Le voyage de Nicolas Sarkozy en Israël a été particulièrement révélateur de ce sur quoi il s’appuie. Après avoir caressé dans le sens du poil les islamistes de l’UOIF, il s’est affiché là-bas en compagnie de Benyamin Netanyahou, extrémiste le plus patenté du pays et émanation politique des néo-conservateurs américains.

Si un fait a pu caractériser ce voyage, c’est l’intervention d’un guide de Yad Vashem, le mémorial sacré construit près de Jérusalem en mémoire des victimes de l’holocauste, qui a interrompu sèchement le visiteur pour lui dire qu’en un tel lieu, on doit faire silence et ne pas parler de politique.

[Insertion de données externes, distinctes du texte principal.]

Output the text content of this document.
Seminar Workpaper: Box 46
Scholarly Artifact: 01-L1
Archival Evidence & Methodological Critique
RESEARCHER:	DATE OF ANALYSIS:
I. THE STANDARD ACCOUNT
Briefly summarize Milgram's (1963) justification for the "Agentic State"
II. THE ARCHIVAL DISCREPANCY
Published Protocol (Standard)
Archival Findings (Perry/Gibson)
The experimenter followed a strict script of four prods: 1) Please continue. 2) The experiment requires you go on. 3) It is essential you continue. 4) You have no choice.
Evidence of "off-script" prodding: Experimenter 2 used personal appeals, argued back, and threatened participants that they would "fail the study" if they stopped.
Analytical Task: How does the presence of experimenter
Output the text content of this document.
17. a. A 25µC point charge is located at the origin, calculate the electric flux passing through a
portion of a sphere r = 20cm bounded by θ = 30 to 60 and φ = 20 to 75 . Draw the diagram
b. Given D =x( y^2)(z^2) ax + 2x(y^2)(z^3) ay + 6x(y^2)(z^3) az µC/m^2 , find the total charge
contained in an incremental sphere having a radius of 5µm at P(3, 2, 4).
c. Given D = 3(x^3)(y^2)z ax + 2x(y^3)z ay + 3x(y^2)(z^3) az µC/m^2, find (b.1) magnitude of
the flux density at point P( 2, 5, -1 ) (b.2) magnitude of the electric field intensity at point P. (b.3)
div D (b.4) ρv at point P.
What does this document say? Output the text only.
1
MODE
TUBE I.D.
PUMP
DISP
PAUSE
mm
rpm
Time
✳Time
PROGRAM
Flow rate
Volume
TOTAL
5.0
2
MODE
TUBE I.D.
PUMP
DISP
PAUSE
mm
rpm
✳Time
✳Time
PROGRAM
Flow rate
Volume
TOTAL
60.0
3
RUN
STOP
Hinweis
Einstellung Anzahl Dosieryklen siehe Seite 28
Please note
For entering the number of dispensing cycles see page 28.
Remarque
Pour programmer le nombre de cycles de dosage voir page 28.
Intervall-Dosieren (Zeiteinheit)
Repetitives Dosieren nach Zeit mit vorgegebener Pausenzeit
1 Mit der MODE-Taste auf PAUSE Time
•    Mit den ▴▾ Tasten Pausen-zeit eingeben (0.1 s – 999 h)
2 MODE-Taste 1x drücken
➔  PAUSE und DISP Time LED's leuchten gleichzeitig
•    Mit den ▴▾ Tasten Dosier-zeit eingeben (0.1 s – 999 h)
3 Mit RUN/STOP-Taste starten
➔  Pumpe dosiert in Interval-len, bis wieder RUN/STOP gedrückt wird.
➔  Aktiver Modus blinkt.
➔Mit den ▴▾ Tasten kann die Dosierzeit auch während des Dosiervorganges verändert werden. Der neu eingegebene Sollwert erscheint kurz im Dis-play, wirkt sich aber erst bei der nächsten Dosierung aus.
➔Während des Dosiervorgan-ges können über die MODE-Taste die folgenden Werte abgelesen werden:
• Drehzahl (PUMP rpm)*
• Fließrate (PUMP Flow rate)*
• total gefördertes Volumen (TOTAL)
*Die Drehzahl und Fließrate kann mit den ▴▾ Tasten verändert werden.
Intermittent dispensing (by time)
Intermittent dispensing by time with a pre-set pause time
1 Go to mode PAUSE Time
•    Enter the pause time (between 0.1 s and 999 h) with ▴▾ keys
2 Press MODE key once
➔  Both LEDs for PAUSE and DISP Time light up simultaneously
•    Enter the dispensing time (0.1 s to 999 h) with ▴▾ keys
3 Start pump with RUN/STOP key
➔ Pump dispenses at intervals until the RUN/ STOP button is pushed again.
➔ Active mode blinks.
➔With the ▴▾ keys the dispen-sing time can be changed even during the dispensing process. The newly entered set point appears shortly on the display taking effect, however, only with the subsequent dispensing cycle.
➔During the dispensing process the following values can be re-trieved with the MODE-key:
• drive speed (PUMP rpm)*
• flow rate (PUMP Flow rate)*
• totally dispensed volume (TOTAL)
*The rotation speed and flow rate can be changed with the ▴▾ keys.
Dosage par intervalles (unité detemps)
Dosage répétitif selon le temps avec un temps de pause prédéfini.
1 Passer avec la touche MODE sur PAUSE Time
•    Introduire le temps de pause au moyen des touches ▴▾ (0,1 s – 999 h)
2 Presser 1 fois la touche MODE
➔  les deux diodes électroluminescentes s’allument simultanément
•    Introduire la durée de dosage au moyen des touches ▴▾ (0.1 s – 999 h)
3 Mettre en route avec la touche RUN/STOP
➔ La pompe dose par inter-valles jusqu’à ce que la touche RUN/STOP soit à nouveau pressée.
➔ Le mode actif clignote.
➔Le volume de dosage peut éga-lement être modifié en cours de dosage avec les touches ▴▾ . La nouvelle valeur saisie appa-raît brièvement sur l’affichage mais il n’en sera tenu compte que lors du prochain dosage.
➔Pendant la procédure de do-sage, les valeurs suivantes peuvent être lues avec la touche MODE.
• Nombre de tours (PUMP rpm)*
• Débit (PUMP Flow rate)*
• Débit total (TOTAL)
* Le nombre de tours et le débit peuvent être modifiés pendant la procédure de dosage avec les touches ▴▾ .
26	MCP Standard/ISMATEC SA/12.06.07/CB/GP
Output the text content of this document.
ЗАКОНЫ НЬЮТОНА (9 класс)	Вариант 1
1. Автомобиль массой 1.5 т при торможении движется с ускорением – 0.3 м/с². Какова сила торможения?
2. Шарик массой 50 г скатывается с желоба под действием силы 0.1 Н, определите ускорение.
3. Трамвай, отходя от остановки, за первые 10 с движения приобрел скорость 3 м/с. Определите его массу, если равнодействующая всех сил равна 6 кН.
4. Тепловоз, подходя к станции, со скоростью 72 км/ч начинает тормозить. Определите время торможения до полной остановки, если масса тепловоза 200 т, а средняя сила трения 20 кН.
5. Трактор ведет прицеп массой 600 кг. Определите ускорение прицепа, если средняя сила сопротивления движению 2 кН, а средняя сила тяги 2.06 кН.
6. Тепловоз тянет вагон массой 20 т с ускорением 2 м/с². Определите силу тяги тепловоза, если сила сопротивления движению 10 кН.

Nicolas Sarkozy n’a bel et bien qu’un seul objectif : 2007 et sa candidature à l’élection présidentielle. Le sujet ne sort pas de son esprit, en se rasant ou ailleurs, et il ne s’en cache pas. Pour cela, inspiré par la méthode de l’ultra-droite américaine, il gonfle les problèmes, instrumentalise les peurs et s’efforce de montrer par une mise en scène permanente qu’il est indispensable.

Il a ainsi déclaré, lors de son intervention à Herzliya devant les principaux acteurs de la vie politique et économique israélienne, en se démarquant des autres dirigeants politiques français, et tout particulièrement de Jacques Chirac : « Je sais que vous avez le sentiment qu’en France, on est insensible à votre souffrance et qu’à tout le moins, vous n’auriez pas ressenti notre compassion. » Le gouvernement Sharon, de son côté, l’a accueilli en véritable homme d’Etat, lui accordant un traitement bien supérieur à celui réservé à notre ministre des Affaires étrangères, Michel Barnier, lors de son passage à Jérusalem.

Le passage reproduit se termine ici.